I admit my first play here was a bit of an odd choice. But I wanted to let myself in gently, and this was a play whose original version (for reasons it doesn't bear going into) I'd just happened to read and had right there on the Kindle. I felt like the rituals around seeing a big commercial play might be easier to navigate than the ones around a little interesting off-off- number. And finally, this production had been directed by Daniel Veronese, a guy I know of as a playwright (there's a lot of crossover like that here)-- I read and saw his Women Dreamt Horses in NYC (in Jean Graham-Jones' terrific translation.)
So this was interesting: Women Dreamt Horses is as odd and challenging as the title would indicate, and this play Veronese directed for the commercial theatre is a pretty straightforward little number. I was curious to see what experiments he might have performed on it in that setting.
So off I went to see Los Elegidos, by Teresa Rebeck. (Seminar, in English). To put it mildly I was startled. I'd say that Seminar in VO aims to be a comedy of ideas, an exploration of the brutalities-- emotional, political, psychosexual, etc-- of the artist's life. Funny but tough and heartfelt. In BsAs, it was an insanely frothy sex farce. Like, Three's Company level. The changes weren't only tonal, either: I reread the script in English that afternoon, and was naïvely expecting to track it almost line for line. Naïvely not only because from the first second they talked ten miles a minute on top of each other, but also, I came to realize, because whole aspects of the story had been rewritten!
Fascinating. Is this common practice? The producers are this powerhouse commercial production gay couple who do their own translations (to be fair, it's credited as a versión).

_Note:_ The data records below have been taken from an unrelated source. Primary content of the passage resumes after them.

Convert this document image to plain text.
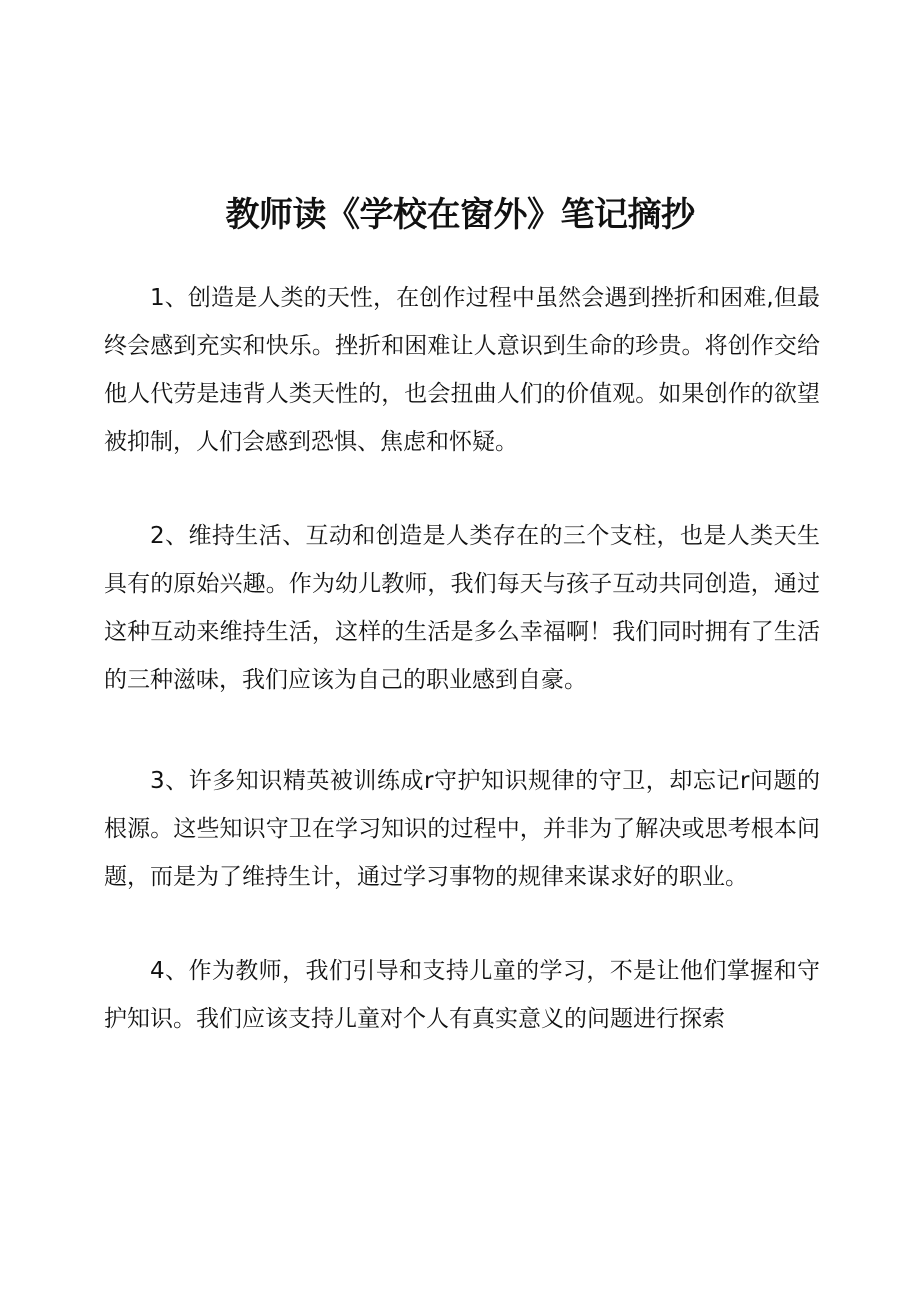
教师读《学校在窗外》笔记摘抄

1、创造是人类的天性，在创作过程中虽然会遇到挫折和困难,但最终会感到充实和快乐。挫折和困难让人意识到生命的珍贵。将创作交给他人代劳是违背人类天性的，也会扭曲人们的价值观。如果创作的欲望被抑制，人们会感到恐惧、焦虑和怀疑。

2、维持生活、互动和创造是人类存在的三个支柱，也是人类天生具有的原始兴趣。作为幼儿教师，我们每天与孩子互动共同创造，通过这种互动来维持生活，这样的生活是多么幸福啊！我们同时拥有了生活的三种滋味，我们应该为自己的职业感到自豪。

3、许多知识精英被训练成r守护知识规律的守卫，却忘记r问题的根源。这些知识守卫在学习知识的过程中，并非为了解决或思考根本问题，而是为了维持生计，通过学习事物的规律来谋求好的职业。

4、作为教师，我们引导和支持儿童的学习，不是让他们掌握和守护知识。我们应该支持儿童对个人有真实意义的问题进行探索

Do the kinds of playwrights whose work gets translated around the world accept that translators will also know how to transform the play into the kind of play their audiences like to see?
(Not Yasmina Reza anyway: I directed God of Carnage with the original script at hand for reference, and Hampton stuck very close to it.)
As a sex farce, I have to say the show was perfectly well-executed, the acting was very strong in that genre, and several story points were indisputably improved by the rewrites.
But what about this other mystery: how did the guy who wrote Mujeres Soñaron Caballos generate this goofy bit of froth? The "why" is easy-- everybody has bills to pay, and I'm sure experimental theatre doesn't pay much better here than anywhere else. But… how?
Finally I came up with an idea. At the end of the day, one could make the argument that even in English Seminar is basically a sex farce masquerading as a comedy of ideas. Maybe this was actually a sneaky subversion from Veronese-- maybe the rewrites were his! His prickly experimental self refused to pretend this play is deep and drove it to the opposite extreme.
I do like this theory. But really for its aesthetic value rather than any possibility that it might hold truth value.